= Welltree =

Pastoral lease in the Northern Territory

Welltree Station is a pastoral lease that operates as a cattle station in Northern Territory.

==Location==
The property is situated in the locality of Rakula approximately 57 km west of Batchelor and 90 km south west of Darwin. It is located adjacent to Litchfield National Park. Part of the Anson Bay, Daly and Reynolds River Floodplains, an Important Bird and Biodiversity Area is found within the station boundaries.

==History==
In 1961 Welltree was bought by Bob Townshend for AUD9 million. He put the property on the market in 2001 when it was stocked with 9,000 head of Brahman cattle and comprised 391 km2, of which 60 percent is made up of floodplain country. The floodplain supports a mixture of olive hymenachne, para and rice grasses. The higher country has been planted with various grasses and legumes.
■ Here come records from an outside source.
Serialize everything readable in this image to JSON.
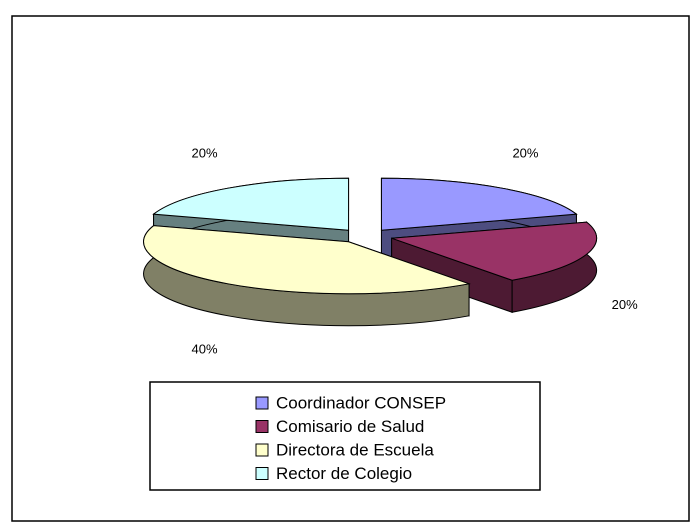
{
  "chart_data": {
    "type": "pie3d",
    "categories": [
      "Coordinador CONSEP",
      "Comisario de Salud",
      "Directora de Escuela",
      "Rector de Colegio"
    ],
    "values": [
      20,
      20,
      40,
      20
    ],
    "value_labels": [
      "20%",
      "20%",
      "40%",
      "20%"
    ],
    "colors": [
      "#9999ff",
      "#993366",
      "#ffffcc",
      "#ccffff"
    ],
    "side_colors": [
      "#4d4d80",
      "#4d1a33",
      "#808066",
      "#668080"
    ],
    "legend": "bottom"
  }
}
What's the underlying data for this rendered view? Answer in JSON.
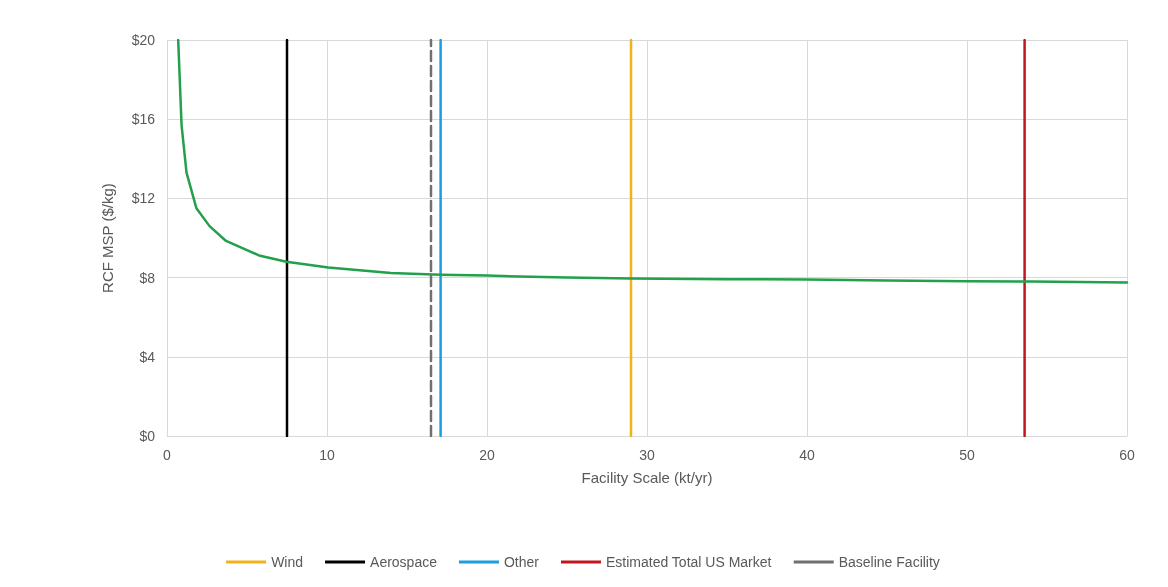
{
  "chart_data": {
    "type": "line",
    "xlabel": "Facility Scale (kt/yr)",
    "ylabel": "RCF MSP ($/kg)",
    "xlim": [
      0,
      60
    ],
    "xticks": [
      0,
      10,
      20,
      30,
      40,
      50,
      60
    ],
    "ylim": [
      0,
      20
    ],
    "yticks": [
      {
        "value": 0,
        "label": "$0"
      },
      {
        "value": 4,
        "label": "$4"
      },
      {
        "value": 8,
        "label": "$8"
      },
      {
        "value": 12,
        "label": "$12"
      },
      {
        "value": 16,
        "label": "$16"
      },
      {
        "value": 20,
        "label": "$20"
      }
    ],
    "grid": true,
    "legend": "bottom",
    "marker": "none",
    "line_style": "solid",
    "series": [
      {
        "color": "#22a04b",
        "x": [
          0.7,
          0.91,
          1.22,
          1.84,
          2.66,
          3.69,
          5.75,
          7.46,
          10.08,
          14,
          17.1,
          20,
          25,
          29,
          35,
          40,
          45,
          50,
          54,
          60
        ],
        "values": [
          20,
          15.7,
          13.3,
          11.5,
          10.6,
          9.85,
          9.12,
          8.8,
          8.51,
          8.23,
          8.15,
          8.1,
          8,
          7.95,
          7.92,
          7.9,
          7.85,
          7.82,
          7.8,
          7.75
        ]
      },
      {
        "name": "Wind",
        "color": "#f2b21c",
        "x": [
          29,
          29
        ],
        "values": [
          0,
          20
        ]
      },
      {
        "name": "Aerospace",
        "color": "#000000",
        "x": [
          7.5,
          7.5
        ],
        "values": [
          0,
          20
        ]
      },
      {
        "name": "Other",
        "color": "#1a9fdc",
        "x": [
          17.1,
          17.1
        ],
        "values": [
          0,
          20
        ]
      },
      {
        "name": "Estimated Total US Market",
        "color": "#c0161c",
        "x": [
          53.6,
          53.6
        ],
        "values": [
          0,
          20
        ]
      },
      {
        "name": "Baseline Facility",
        "color": "#707070",
        "line_style": "dashed",
        "x": [
          16.5,
          16.5
        ],
        "values": [
          0,
          20
        ]
      }
    ]
  }
}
The property has been divided into 29 separate paddocks which are well watered by two large permanent lagoons and six bores.

R. M. Williams Agricultural holdings acquired both Labelle Downs and Welltree aggregation at the top of the market in 2009 from cattleman Peter Camm in 2009. The company went into receivership in 2013 with PPB Advisory being appointed as the receiver and manager of all the properties in the companies portfolio.

R. M. Williams Agricultural holdings sold the property, along with Labelle Downs, to Australian Agricultural Company in 2013 for AUD27 million.